Some of the most productive North American auto plants, as rated in the Harbour Report, are closing or losing large numbers of jobs, including Ford Norfolk (VA)—the industry’s most productive full-size pickup plant. Harbour stressed that OEMs need plants with greater platform and manufacturing flexibility, so they do not have to close their most productive factories or spend millions retooling them to build different vehicles.
In powertrain manufacturing, Toyota averaged a mere 3.13 labor hours per engine across its North American plants. Chrysler was second with an average 3.35 h. GM, close behind in third place, averaged approximately 3.4 h.
Among individual engine plants, Chrysler’s recently built Global Engine Manufacturing Alliance (GEMA) plant in Dundee, MI, last year assembled four-cylinder engines at a super-productive 1.84 h per unit.

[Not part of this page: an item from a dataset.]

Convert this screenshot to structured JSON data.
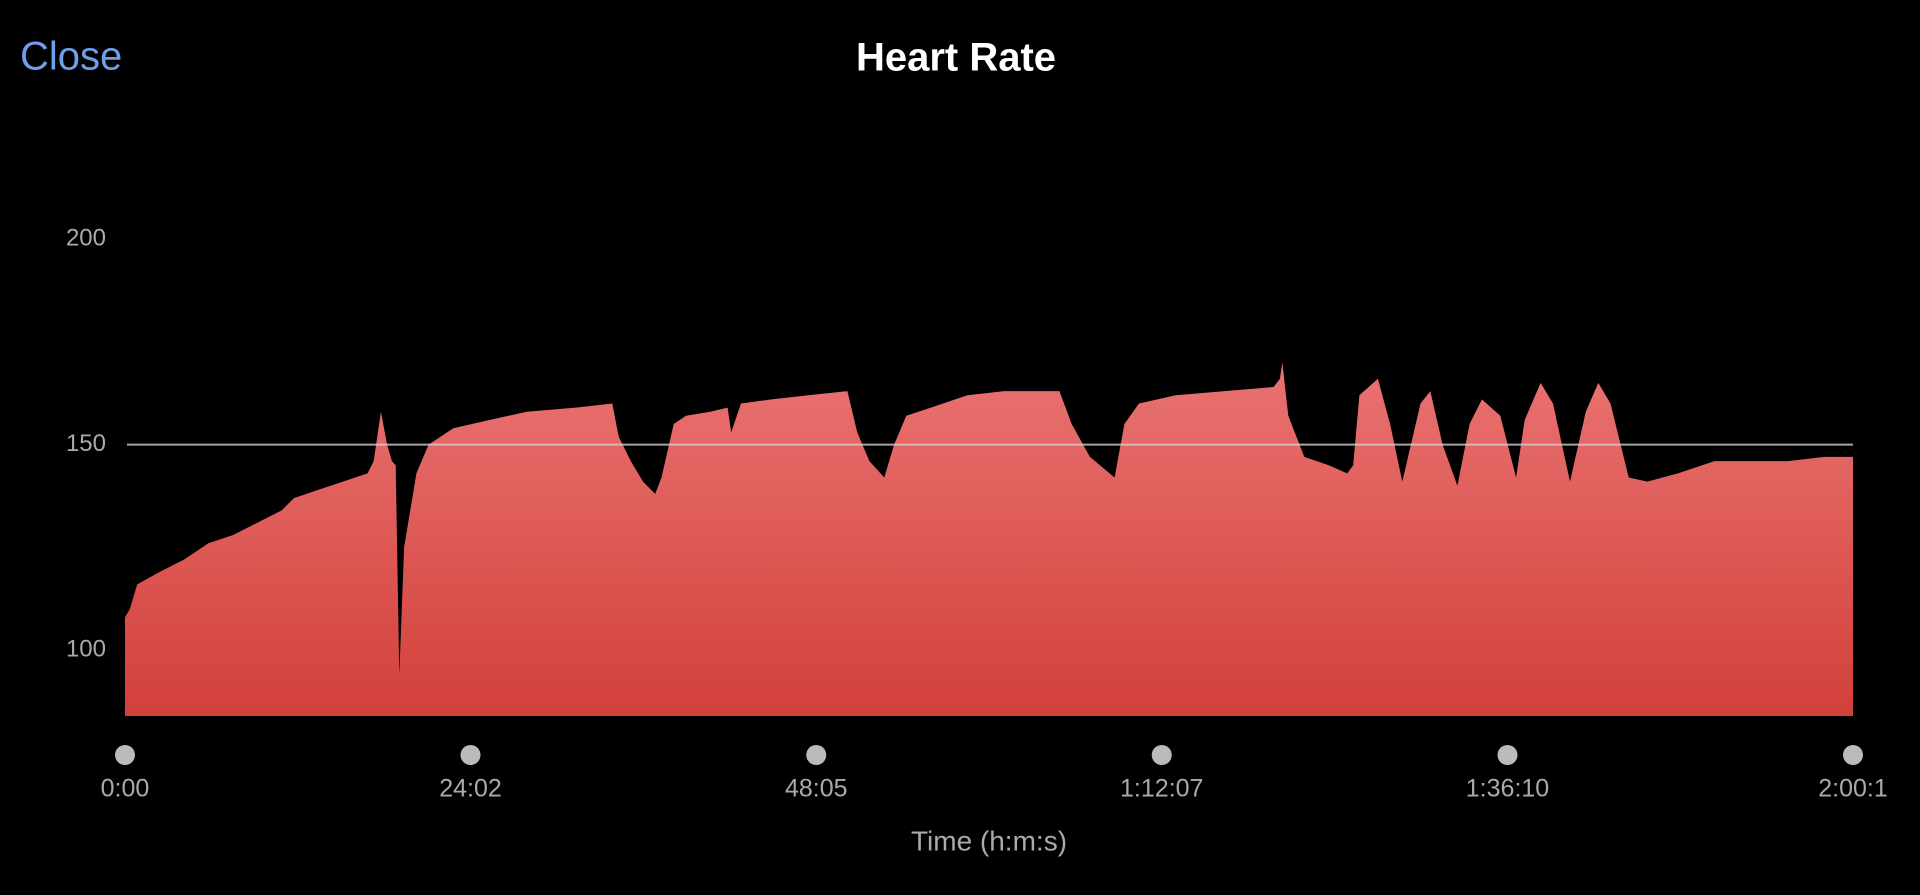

Currently, GEMA builds only engines for Chrysler, although the facility was conceived to operate for Chrysler with partners Mitsubishi Motor Corp. and Hyundai Motor Co.
Chrysler, which in last year’s Harbour Report led its domestic rivals in transmission manufacturing efficiency, again led the pack this year. It averaged 3.36 h per transmission, compared with Ford’s 3.62 h and GM’s 3.68 h. Among individual transmission plants, GM’s rear-wheel-drive transmission plant in Toledo was the North American industry’s most productive, requiring just 2.37 h per gearbox.